Three things that came to my eye recently.

For an item about Gabby Douglas, Us Weekly went the euphemism route:

Before Olympic gymnast Gabby Douglas, 16, won gold, she nearly quit the sport because of bullying. In 2010, she says, a staffer at Excalibur Gymnastics in Virginia Beach told her to get a nose job . . .

I believe that kind of bullying is called “racism.”

In The New Yorker, Lana Wachowski explained why it’s none of your business what she has in her pants:

“I know that many people are dying to know if I have a surgically constructed vagina or not, but I prefer to keep this information between my wife and me.”

There’s also a moving passage about what happened when Lana (formerly Larry) came out of the closet to her mother. I swear this almost made me tear up.
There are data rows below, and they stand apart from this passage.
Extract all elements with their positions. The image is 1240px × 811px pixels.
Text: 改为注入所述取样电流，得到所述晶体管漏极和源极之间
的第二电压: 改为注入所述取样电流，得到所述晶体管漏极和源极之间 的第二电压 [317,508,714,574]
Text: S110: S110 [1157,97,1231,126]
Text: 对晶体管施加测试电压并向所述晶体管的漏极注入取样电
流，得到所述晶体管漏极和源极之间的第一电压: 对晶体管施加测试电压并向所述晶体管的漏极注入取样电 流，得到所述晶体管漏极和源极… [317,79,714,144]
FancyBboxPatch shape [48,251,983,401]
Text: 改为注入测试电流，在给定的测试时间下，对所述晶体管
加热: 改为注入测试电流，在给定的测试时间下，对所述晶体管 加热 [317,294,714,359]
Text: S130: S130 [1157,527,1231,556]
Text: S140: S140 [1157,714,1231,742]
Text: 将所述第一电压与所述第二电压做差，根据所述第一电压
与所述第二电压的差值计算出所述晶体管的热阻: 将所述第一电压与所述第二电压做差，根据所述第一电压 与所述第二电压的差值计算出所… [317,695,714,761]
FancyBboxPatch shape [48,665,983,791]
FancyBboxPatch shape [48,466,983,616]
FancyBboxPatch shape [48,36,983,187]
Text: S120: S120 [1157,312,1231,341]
Sensing that something was wrong, Lynne Wachowski flew to Australia the following day. The morning after her arrival, Larry told her, “I’m transgender. I’m a girl.” Lynne didn’t know what he meant. “I was there when you were born,” she said. “There’s a part of me that is a girl,” Larry insisted. “I’m still working at that.” Lynne had been distraught on the plane, worried that she might lose her son. “Instead, I’ve just found out there is more of you,” she said.

I found it interesting that Ta-Nehisi Coates, in his superb “Fear of a Black President” article in The Atlantic, explicitly names white supremacy as the undergirding principle of American politics:

For most of American history, our political system was premised on two conflicting facts—one, an oft-stated love of democracy; the other, an undemocratic white supremacy inscribed at every level of government.

[In a discussion of the constraints on Obama’s public discourse about race.] And hence Barack Obama’s insisting that . . . name-calling among children somehow has the same import as one of the oldest guiding principles of American policy—white supremacy.

I particularly like the second quote, because the term “white supremacy” appears in a dependent clause. It’s like Coates is making it clear to his readers that, in order to understand his article, they need to understand and accept that America has a white-supremacy culture. To me this on-the-table imperative was the more impressive for appearing in a mainstream magazine.